Two strangers meet on a train. Guy Haines is an architect who wants to divorce his cheating wife. Charles Bruno, a wealthy heir, has no mission other than to do something extraordinary – and he loathes his father. As he plies his new ‘friend’ with drink, Bruno outlines the perfect murder. If each were to kill the other’s hate figure, in different areas of the country, there would be nothing to connect them to each other or to the murders – so long as they never meet again.
Guy laughs off the encounter until his wife is strangled. Then, Bruno sidles up to him in a bar to brag in lurid detail about the crime he has committed. Later, he sends Guy precise instructions about the murder he requires in return. And so Guy’s own destructive journey is set in motion.

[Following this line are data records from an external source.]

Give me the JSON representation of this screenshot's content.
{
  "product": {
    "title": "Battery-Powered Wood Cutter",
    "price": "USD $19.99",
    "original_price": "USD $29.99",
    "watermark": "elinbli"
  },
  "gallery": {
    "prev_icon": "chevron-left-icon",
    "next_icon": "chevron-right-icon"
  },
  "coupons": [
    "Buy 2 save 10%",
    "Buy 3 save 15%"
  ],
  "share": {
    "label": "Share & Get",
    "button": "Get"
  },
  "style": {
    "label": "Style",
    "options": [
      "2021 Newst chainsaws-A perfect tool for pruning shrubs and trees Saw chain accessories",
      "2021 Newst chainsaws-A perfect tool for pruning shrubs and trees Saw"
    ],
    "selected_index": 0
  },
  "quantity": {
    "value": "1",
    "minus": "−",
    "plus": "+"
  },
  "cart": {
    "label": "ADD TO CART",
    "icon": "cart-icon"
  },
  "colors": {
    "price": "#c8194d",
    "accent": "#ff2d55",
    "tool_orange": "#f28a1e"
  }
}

Tension notches up when Bruno’s mother hires the family’s private detective, Arthur Gerard, to find her husband’s killer, and as Gerard pieces together the scraps of evidence.
Chris Harper’s louche, extravagant Bruno has panache. It’s easy to see why his mother, ably played by Helen Anderson, despairs of and dotes on him. The scene in which Mrs Bruno realises what her son has done is a disturbing highlight. In Harper’s hands, we understand how Bruno magnetises Guy with charm and threats.
Jack Ashton portrays Guy Haines as a rather hunched introvert but did not communicate to me the insidious invasion of his mind or the growing neurosis and fear that drives the character to commit murder. The three main characters are supported by a solid cast, some of whom play multiple roles.
Warner’s play is episodic and set in multiple locations, potentially a designer’s nightmare. In fact, I thought David Woodhead’s design the star turn of the night. Evocative images are projected onto a panel of screens which then slide apart to reveal a series of mini-stages, each conjuring up a particular mood and setting. They limit the actors’ movements and occasionally obstruct sightlines but serve the unsettling story brilliantly. Each new location brings a new revelation.
Lit sensitively by Howard Hudson, some are reminiscent of Edward Hopper paintings. Notable is the staircase leading to Bruno Senior’s unseen room which appears in two crucial scenes: first when Bruno instructs his ‘friend’ in murder and again when Guy climbs those stairs.
A sturdy production culminates in a chilling final scene, entirely different from the novel’s but in itself a coup de théâtre.